Newly Discovered Birds Are Already Endangered

A reassessment of all bird species has discovered that many newly recognised species are already extinct or threatened with extinction thanks to human activity.

Female Red-headed Barbet in Ecuador Image: By Dave Wendelken (Female Red-headed Barbet in Ecuador) [CC BY 2.0 (http://creativecommons.org/licenses/by/2.0)], via Wikimedia Commons

The latest IUCN Red List update did not just include the bad news about the giraffe’s population decline. It also included the reassessment of all bird species, thanks to a comprehensive taxonomic review compiled by BirdLife International and the Handbook of the Birds of the World. This brought the total number of birds assessed to 11,121 species.
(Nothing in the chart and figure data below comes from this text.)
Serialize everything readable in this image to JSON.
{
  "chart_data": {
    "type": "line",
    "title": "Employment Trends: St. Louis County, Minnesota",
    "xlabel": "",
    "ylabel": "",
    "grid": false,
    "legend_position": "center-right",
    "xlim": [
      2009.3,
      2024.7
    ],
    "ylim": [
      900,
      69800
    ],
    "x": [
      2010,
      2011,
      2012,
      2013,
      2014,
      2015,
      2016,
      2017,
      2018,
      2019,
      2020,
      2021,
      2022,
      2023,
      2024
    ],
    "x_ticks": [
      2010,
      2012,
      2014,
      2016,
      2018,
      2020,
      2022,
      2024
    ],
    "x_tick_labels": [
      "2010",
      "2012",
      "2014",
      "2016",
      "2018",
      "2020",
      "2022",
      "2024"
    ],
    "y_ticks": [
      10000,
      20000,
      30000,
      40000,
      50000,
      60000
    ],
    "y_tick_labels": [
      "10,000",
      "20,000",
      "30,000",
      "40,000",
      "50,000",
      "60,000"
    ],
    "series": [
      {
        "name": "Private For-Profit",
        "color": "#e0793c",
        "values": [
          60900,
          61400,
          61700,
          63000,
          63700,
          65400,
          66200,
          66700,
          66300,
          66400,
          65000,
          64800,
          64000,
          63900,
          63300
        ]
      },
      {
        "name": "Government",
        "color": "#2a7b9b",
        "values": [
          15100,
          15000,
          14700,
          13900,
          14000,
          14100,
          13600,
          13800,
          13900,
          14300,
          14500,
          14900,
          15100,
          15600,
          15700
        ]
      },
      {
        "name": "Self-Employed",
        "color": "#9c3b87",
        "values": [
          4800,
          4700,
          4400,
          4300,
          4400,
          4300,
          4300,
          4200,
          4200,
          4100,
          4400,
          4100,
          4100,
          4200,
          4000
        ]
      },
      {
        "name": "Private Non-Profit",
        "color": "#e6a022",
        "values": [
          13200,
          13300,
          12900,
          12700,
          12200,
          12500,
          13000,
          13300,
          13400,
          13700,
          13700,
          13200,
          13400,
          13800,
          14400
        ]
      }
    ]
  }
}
Of these, 742 newly recognised bird species have been assessed. However, 11% of these are threatened with extinction. These include the Antioquia wren – newly discovered but listed as ‘Endangered’ because more than half of its habitat could be wiped out by the planned construction of a dam. Also included in the ‘Endangered’ category is the Comoro blue vanga, whose numbers are shrinking because of habitat loss caused by agriculture and degradation by invasive plants.

Of the newly recognised bird species, 13 have been declared to be extinct. Many of these have been lost within the past 50 years, including the Pagan reed warbler, O’ahu akepa and the Laysan honeycreeper. The one thing these birds have in common is that they were all endemic to islands, so were most likely wiped out by invasive species.

“Unfortunately, recognizing more than 700 ‘new’ species does not mean that the world’s birds are faring better,” says Dr Ian Burfield, BirdLife’s Global Science Coordinator. “As our knowledge deepens, so our concerns are confirmed: unsustainable agriculture, logging, invasive species and other threats – such as the illegal trade highlighted here – are still driving many species towards extinction.”

The assessments additionally reveal that some of the world’s most popular birds may soon disappear from the wild if appropriate action is not taken. The African grey parrot is an iconic species renowned for its intelligence, but unsustainable trapping and habitat loss mean that it is now facing extinction. Native to central Africa, the species has had its listing changed from ‘Vulnerable’ to ‘Endangered’ – a study led by BirdLife International discovered that in some parts of the continent the number of parrots has declined by as much as 99%.

In Asia, the situation is not much better. Species with uplisted to higher threat categories include the Rufous-fronted laughingthrush, Scarlet-breasted lorikeet and the Straw-headed bulbul. These species have succumbed to the impacts of the illegal wildlife trade – there is now evidence of an unsustainable level of capture for the cagebird trade, largely centred on Java where keeping songbirds is an integral part of local culture.

There is, however, some good news. Some of the rarest and most vulnerable birds – those that exist only on small, isolated islands – have seen their populations recover. For example, the Azores bullfinch, St Helena plover and the Seychelles white-eye, which was once thought of as extinct but now numbers around 500 individuals thanks to reintroduction programmes. These species have all moved to lower threat categories – populations brought back from the brink of extinction thanks to tireless conservation efforts.